Even a blind person can see a patron in the series of happenings. Punjab’s voice, the one that once rang loud and clear, is today muffled and muzzled. Much of it is not by force, but by fraternal love-clasps. The ruling Akali Dal is in an alliance with the right-wing Bhartiya Janata Party whose ideological and spiritual source, the RSS, is increasingly unveiling an agenda to turn all of India “Sanghmayi”. 

Prakash Singh Badal was performing pooja at the Ram Navmi again this year, almost like an annual ritual. And the ruling Akali Dal shows no signs of even taking cognisance that this is the 25th year of Indian Army’s Operation Bluestar attack on Sri Darbar Sahib and Sri Akal Takht Sahib.  

Notice the trend: The RSS is out to assimilate. The Badals are leading the charge to get assimilated. Akali Dal has long shunned the panthic agenda. Now, even the Punjab demands are out of the window.  

No wonder, no one from the Akali Dal lands up where the panthic souls gather. In Chandigarh this week, many panth-premis underlined the contribution of Dal Khalsa founder Gajinder Singh whose name figures in the list of 20 most wanted handed over to Pakistan by the Union government, and which has not been objected to by the Badals.
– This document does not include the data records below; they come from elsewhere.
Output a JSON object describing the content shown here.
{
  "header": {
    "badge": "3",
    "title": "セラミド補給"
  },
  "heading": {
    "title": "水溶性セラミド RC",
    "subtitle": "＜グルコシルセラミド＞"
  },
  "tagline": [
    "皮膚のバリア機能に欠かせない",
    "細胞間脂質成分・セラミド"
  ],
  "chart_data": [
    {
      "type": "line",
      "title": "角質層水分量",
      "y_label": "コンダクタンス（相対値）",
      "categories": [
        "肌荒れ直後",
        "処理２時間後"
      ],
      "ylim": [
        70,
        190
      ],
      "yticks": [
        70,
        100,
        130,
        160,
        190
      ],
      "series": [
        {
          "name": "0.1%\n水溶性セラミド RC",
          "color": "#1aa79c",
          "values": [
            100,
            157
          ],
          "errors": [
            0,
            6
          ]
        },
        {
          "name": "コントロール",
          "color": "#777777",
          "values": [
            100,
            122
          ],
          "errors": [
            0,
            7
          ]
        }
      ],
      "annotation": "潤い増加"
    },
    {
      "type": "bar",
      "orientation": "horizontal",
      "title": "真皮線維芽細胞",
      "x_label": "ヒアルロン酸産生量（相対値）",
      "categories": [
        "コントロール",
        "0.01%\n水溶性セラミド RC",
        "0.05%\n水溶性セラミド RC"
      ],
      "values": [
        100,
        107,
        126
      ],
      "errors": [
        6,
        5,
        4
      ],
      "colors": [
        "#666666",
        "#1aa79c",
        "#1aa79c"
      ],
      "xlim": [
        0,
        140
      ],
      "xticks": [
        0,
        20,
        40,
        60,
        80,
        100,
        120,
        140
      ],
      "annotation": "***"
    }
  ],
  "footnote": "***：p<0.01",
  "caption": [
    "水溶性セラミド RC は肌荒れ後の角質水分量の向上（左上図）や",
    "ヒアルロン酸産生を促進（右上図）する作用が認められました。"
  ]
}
As panthic leaders and intellectuals discussed the “the relevance of Gajinder Singh’s writings in modern times,” one could not help but rue the increasing irrelevance of the so-called leaders of the panth, now ruling the state, to the cause of Sikhi or Punjabiyat.  

It is pertinent to note that the minorities have often lost in the larger scheme of things because the leadership ditches the core cause. The Sikhs have got in history a repeated taste of it. As one report brings out in this edition, the Muslims are undergoing much the same fate in India today that befell the Sikhs. It is time for the marginalized and disempowered to act as force multipliers. 

It is our fragmented marginalization that emboldens the ruling class to put behind bars leaders like Bhai Daljit Singh Bittu. It is the complicity of our dominant leadership that emboldens it to stay silent first and then become part of the problem.